Heintzelman Post, G. A. R., Gen. Datus E. Coon, Commander, participated in the reception, which was held on the Plaza. Mayor Gunn delivered the address of welcome.

The President, responding, said:

Mr. Mayor and Fellow-citizens—I am in slavery to a railroad schedule, and have but a few moments longer to tarry in your beautiful city. If there were no other reward for our journey across the continent, we have seen to-day about your magnificent harbor that which would have repaid us for all the toil of travel. [Applause.]

I do not come to tell you anything about California, for I have perceived in my intercourse with Californians in the East and during this brief stay among you that already you know all about California. [Laughter.]

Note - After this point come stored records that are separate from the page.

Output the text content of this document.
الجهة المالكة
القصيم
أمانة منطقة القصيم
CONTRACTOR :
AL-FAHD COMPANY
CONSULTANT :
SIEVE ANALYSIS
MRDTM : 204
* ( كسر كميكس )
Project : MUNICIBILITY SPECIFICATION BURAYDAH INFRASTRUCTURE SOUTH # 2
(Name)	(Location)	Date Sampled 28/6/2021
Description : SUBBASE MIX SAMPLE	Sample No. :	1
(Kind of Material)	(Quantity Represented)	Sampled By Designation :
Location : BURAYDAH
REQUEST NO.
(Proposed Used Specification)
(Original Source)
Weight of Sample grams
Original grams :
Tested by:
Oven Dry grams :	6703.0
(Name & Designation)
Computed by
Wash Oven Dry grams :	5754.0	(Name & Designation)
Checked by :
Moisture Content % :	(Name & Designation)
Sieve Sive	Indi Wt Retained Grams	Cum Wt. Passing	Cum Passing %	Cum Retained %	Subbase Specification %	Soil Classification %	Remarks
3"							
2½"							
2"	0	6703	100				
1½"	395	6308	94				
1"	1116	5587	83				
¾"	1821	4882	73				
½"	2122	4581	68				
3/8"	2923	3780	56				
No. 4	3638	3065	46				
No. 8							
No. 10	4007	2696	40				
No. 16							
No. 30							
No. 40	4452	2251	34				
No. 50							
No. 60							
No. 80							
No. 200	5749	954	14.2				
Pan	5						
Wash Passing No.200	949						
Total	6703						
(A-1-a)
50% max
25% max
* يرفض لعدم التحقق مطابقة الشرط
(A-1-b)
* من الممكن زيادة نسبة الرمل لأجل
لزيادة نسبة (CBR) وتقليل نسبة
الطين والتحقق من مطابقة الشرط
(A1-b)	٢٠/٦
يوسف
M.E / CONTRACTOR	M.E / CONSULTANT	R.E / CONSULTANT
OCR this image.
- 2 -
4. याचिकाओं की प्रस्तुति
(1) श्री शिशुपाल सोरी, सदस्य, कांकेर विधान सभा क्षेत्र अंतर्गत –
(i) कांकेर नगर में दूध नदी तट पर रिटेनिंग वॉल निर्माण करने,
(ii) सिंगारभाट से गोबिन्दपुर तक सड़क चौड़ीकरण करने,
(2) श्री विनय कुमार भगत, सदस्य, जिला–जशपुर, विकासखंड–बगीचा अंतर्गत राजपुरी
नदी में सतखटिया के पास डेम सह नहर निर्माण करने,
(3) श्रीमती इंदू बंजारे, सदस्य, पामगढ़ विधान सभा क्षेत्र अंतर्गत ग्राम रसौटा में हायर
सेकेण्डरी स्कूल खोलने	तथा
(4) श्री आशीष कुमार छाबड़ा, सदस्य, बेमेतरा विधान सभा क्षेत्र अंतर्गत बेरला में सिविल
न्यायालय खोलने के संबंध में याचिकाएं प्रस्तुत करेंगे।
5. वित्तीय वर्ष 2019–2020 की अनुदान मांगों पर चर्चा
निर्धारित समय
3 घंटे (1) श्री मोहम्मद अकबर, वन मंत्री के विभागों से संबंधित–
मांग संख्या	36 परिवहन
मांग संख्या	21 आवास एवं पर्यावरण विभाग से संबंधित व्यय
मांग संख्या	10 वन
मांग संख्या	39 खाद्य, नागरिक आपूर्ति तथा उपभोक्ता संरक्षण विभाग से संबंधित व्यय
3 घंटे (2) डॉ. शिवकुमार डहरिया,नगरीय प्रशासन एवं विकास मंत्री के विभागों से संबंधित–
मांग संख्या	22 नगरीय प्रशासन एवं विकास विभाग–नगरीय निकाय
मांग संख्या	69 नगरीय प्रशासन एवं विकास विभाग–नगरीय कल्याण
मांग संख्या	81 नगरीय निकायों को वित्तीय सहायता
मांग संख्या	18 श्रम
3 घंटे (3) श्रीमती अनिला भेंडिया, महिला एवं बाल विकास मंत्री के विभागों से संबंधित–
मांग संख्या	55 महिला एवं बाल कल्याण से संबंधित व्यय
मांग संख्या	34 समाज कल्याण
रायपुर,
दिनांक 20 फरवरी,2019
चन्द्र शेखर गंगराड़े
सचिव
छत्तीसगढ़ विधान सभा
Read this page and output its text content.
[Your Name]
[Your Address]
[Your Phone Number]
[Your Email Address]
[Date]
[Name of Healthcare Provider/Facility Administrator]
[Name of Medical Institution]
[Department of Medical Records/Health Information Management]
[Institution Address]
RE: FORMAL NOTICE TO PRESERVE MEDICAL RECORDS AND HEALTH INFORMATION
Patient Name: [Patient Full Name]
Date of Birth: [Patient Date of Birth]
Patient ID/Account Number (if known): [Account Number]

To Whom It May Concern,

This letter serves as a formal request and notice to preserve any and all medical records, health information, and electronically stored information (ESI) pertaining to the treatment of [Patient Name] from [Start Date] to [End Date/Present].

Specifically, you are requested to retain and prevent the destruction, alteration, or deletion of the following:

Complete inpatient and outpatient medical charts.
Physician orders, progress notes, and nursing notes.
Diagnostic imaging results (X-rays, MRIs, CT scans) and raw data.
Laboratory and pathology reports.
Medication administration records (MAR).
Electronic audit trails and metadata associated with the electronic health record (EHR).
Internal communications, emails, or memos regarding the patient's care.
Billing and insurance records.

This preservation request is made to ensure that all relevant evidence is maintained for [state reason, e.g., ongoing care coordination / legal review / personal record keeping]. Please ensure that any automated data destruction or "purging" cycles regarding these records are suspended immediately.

You are, indeed, most happily situated. Every element that makes life comfortable is here; every possibility that makes life successful and prosperous is here; and I am sure, as I look into those kindly, upturned faces, that your homes have as healthful a moral atmosphere as the natural one that God has spread over your smiling land.

It is with regret that we now part from you. The welcome you have extended to us is magnificent, kindly, and tasteful. We shall carry away the most pleasant impression, and shall wish for you all that you anticipate in your largest dreams for your beautiful city [cheers]—that your harbor may be full of foreign and coast-wise traffic, that it may not be long until the passage of our naval and merchant marine shall not be by the Horn, but by Nicaragua. [Cheers.] I believe that great enterprise, which is to bring your commerce into nearer and cheaper contact with the Atlantic seaboard cities, both of this continent and of South America, will not be long delayed.

And now, again with most grateful thanks for your friendly attention, in my own behalf and in behalf of all who journey with me I bid you a most kindly farewell. [Prolonged cheers.]

At the conclusion of the President's address Governor Torres, of Lower California, in the uniform of a Major-General of the Mexican army, approached the President and read the following telegram from Gen. Porfirio Diaz, President of Mexico:

It has come to my knowledge that the President of the United States, Hon. Benjamin Harrison, shall visit San Diego on the 23d instant, and I let you know it so that you may call to congratulate him in my name and present him with my compliments.